Sign of the Financial Industry Regulatory Authority

Brian Gregory DiJulio of Bellevue Washington a stockbroker formerly registered with NBC Securities Inc. has been fined $7,500.00 and suspended from associating with any Financial Industry Regulatory Authority (FINRA) member in any capacity based upon consenting to findings that (1) DiJulio executed unauthorized trades in customer accounts while employed by NBC Securities Inc. and (2) DiJulio mismarked trading tickets to make it appear as though trades were neither solicited nor executed on a discretionary basis. Letter of Acceptance Waiver and Consent No. 2018057561201 (July 23, 2019).

According to the AWC, during a FINRA examination into NBC’s trading practices, the regulator discovered that DiJulio effected suspicious trades in twenty-six customers’ accounts. Evidently, the trades concerned the same securities; had been executed on the same day as each other; and were effected on a short-term basis in customers’ accounts. Indeed, a total of sixty-five seemingly identical transactions had been executed by DiJulio in twenty-six customers’ accounts.

Apparently, none of the sixty-five transactions effected by DiJulio were properly authorized by customers. Particularly, FINRA discovered that there was no written authorization provided by customers to warrant DiJulio’s trading in their accounts. Moreover, the customers’ accounts had not been approved by NBC Securities Inc. for purposes of DiJulio’s exercise of discretion. Consequently, FINRA found that DiJulio’s conduct was violative of FINRA Rule 2010 and NASD Rule 2510.
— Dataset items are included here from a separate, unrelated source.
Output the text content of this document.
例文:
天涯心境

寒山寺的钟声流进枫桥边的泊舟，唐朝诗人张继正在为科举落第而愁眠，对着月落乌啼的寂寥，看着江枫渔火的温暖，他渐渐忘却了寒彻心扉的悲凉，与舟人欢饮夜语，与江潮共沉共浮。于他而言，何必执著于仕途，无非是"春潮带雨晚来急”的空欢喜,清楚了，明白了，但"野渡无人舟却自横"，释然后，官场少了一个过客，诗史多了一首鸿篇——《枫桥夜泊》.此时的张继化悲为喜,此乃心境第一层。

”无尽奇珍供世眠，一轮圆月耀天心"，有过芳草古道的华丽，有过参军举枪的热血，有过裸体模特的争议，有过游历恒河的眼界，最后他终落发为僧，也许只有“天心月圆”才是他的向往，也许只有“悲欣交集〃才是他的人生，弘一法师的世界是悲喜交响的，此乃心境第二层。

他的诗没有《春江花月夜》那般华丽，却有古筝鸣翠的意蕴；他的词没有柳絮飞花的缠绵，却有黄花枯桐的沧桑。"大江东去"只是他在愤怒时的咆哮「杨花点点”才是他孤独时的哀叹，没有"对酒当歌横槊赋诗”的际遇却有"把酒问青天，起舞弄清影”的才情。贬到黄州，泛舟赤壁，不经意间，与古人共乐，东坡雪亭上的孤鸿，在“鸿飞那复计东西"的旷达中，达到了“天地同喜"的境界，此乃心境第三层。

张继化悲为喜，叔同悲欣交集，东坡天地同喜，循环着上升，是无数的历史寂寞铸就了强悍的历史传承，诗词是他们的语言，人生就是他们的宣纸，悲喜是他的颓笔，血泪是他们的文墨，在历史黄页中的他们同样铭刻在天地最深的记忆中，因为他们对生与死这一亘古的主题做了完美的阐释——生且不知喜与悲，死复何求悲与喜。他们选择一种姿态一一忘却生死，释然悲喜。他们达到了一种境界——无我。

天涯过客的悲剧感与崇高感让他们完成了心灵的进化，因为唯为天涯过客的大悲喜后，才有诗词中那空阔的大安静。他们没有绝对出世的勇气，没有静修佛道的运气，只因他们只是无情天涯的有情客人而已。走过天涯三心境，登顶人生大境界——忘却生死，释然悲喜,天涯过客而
The AWC additionally stated that DiJulio mismarked customers’ order tickets. Apparently, DiJulio was supposed to have marked the customers’ trades as having been executed with his discretion if that was the case; however, DiJulio claimed that the trades were neither solicited nor effected with his discretion. This reportedly led the firm to maintain false order tickets in violation of Securities Exchange Act Section 17(a). Consequently, FINRA found DiJulio’s conduct violative of FINRA Rules 2010 and 4511.

FINRA Public Disclosure reveals that DiJulio is referenced in eight customer initiated investment related disputes containing allegations of his violative conduct while employed with First Montauk Securities Corp, CIBC Oppenheimer Corp. and Smith Barney. For example, DiJulio was subject of a customer initiated investment related arbitration claim in which customers were collectively awarded $145,962.00 in damages based upon findings of DiJulio’s negligence, unsuitable trading, breach of fiduciary duty, misrepresentation, excessive trading, and fraudulent activities relating to the over-concentration of the customer’s assets in speculative equities, conflicting with the customer’s conservative objectives and tolerance for risk.

Later, a customer initiated investment related arbitration claim concerning DiJulio’s activities was resolved for $115,000.00 in damages supported by accusations that false statements and omissions had been made to the customer concerning the terms and conditions of investments held in the customer’s account; and a fiduciary duty owed to the customer was violated. Moreover, a customer initiated investment related civil action involving DiJulio’s conduct was settled for $105,000.00 in damages founded on allegations that trades were placed in the customer’s account on an unsuitable, excessive and unauthorized basis.

DiJulio was terminated from NBC Securities Inc. on November 1, 2018 based upon accusations of his unauthorized trading as referenced in FINRA’s disciplinary action against him.